Les actes de piraterie ont repris de plus belle au large des côtes somaliennes ces derniers mois, avec plus de trente attaques contre des navires recensées depuis novembre 2023, révèle un récent rapport.
La surpêche pratiquée par des chalutiers étrangers représente l'un des plus importants facteurs favorisant la réapparition de la piraterie au large de côtes somaliennes après une décennie d'accalmie, selon un rapport de l'organisation non gouvernementale internationale Crisis Group. Intitulé « The roots of Somalia's slow piracy resurgence », le rapport rappelle que la ville côtière d'Eyl, située dans l'Etat du Puntland, s'est transformée en un épicentre de la piraterie maritime mondiale au milieu des années 2000, après que des membres des communautés locales de pêcheurs se sont tournés vers la flibuste à cause de la prédation des chalutiers étrangers.
Ces premiers pirates du XXIe siècle, connus sous l'appellation locale de « burcad badeed » (bandits des mers) », ont mené autour de 200 attaques par an contre des navires commerciaux entre 2009 et 2011. Selon les estimations de la Banque mondiale, la piraterie a coûté 18 milliards de dollars à l'économie mondiale en 2010. Pour réduire ces pertes, les États-Unis, l'Union européenne et l'Otan ont déployé des navires pour patrouiller au large des côtes somaliennes dans le cadre d'une réponse internationale coordonnée, avec le concours des administrations somaliennes locales pour éradiquer le fléau. Ces mesures avaient semblé porter leurs fruits, les incidents au large des côtes somaliennes étaient tombés à zéro en 2020.
Des centaines de licences de pêche accordées à des chalutiers étrangers
Les actes de piraterie ont malheureusement repris dans la région ces derniers mois. Les pirates somaliens ont attaqué plus de trente navires depuis novembre 2023. La plus grande attaque a eu lieu le 12 mars dernier contre MV Abdullah, un vraquier battant pavillon du Bangladesh qui transportait une cargaison de charbon du Mozambique vers les Emirats arabes unis. Les pirates somaliens n'ont libéré ce navire et son équipage qu'à la mi-avril après le paiement d'une rançon de 5 millions de dollars.
Le rapport indique que cette recrudescence des attaques s'explique en grande partie par l'intensification de la surpêche pratiquée par les chalutiers étrangers qui vident les stocks de poissons et abîment les filets des pêcheurs somaliens, au mépris des règles internationales. Privés de leurs moyens de subsistance, des pêcheurs se tournent vers la piraterie en brandissant l'argument de type « Robin des bois », selon lequel ils combattent la pêche illégale et protègent leurs communautés. Si de nombreux gros navires raclent les fonds marins sans autorisation, d'autres disposent de licences de pêche valides délivrées par le gouvernement régional du Puntland ou le gouvernement fédéral somalien.

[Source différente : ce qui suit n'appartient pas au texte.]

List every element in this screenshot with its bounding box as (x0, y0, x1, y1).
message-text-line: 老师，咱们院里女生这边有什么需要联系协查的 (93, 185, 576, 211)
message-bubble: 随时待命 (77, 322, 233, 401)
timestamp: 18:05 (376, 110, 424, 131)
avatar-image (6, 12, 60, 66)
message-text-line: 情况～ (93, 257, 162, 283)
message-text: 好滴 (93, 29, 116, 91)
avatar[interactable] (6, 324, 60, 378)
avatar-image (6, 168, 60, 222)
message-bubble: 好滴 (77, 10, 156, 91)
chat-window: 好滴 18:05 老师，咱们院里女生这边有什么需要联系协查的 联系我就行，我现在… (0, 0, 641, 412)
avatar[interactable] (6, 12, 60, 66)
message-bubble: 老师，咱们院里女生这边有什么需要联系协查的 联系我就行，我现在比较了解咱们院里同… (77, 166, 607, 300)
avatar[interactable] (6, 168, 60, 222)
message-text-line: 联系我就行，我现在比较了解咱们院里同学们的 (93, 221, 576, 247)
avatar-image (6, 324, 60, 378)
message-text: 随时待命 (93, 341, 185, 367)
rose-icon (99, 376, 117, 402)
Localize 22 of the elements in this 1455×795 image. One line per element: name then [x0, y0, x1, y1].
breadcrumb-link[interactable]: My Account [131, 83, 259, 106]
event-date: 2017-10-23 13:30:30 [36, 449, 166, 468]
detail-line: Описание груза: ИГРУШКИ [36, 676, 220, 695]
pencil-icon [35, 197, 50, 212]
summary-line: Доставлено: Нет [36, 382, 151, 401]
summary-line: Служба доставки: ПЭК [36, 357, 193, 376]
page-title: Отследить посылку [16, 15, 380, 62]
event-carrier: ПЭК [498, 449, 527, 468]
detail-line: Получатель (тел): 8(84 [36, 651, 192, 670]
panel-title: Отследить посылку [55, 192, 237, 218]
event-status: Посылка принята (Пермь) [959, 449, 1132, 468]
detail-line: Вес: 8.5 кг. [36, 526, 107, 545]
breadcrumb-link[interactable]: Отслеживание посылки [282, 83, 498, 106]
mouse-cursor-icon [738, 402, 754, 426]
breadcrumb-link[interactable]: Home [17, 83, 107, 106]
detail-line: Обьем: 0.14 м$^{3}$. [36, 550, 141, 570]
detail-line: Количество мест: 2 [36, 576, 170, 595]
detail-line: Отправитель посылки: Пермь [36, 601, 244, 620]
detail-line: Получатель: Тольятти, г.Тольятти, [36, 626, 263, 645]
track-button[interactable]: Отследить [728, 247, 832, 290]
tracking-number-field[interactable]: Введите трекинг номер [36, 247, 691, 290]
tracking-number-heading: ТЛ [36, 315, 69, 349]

Le spectre d'une résurgence à grande échelle de la piraterie
D'après les Nations unies, la pêche illégale, non déclarée et non réglementée au large des côtes somaliennes, fait perdre au pays jusqu'à 300 millions de dollars par an. Dans le même temps, les dispositifs sécuritaires qui faisaient barrage à la piraterie se sont affaiblis. Avec la diminution progressive du nombre de forces navales internationales patrouillant au large des côtes somaliennes ces dernières années à mesure que les actes de piraterie régressaient, les forces internationales restantes se sont orientées vers la dissuasion des rebelles houthis du Yémen. Jusqu'ici, les pirates n'ont pas encore établi de base dans la baie naturelle de la ville d'Eyl.
Mais le risque d'une résurgence à grande échelle de la piraterie s'accroît à mesure que la frustration des communautés de pêcheurs augmente face à l'ampleur de la surpêche industrielle, « dans un contexte marqué par une insouciance totale de la part des autorités ». Les pirates risquent de s'attirer davantage de sympathie. L'ISG estime que le gouvernement fédéral somalien et ses Etats membres doivent lutter plus efficacement contre la pêche illégale avec le soutien de leurs partenaires internationaux en surveillant les eaux territoriales du pays, et limiter le nombre de licences délivrées aux chalutiers étrangers pour étouffer la résurgence inopportune de la piraterie.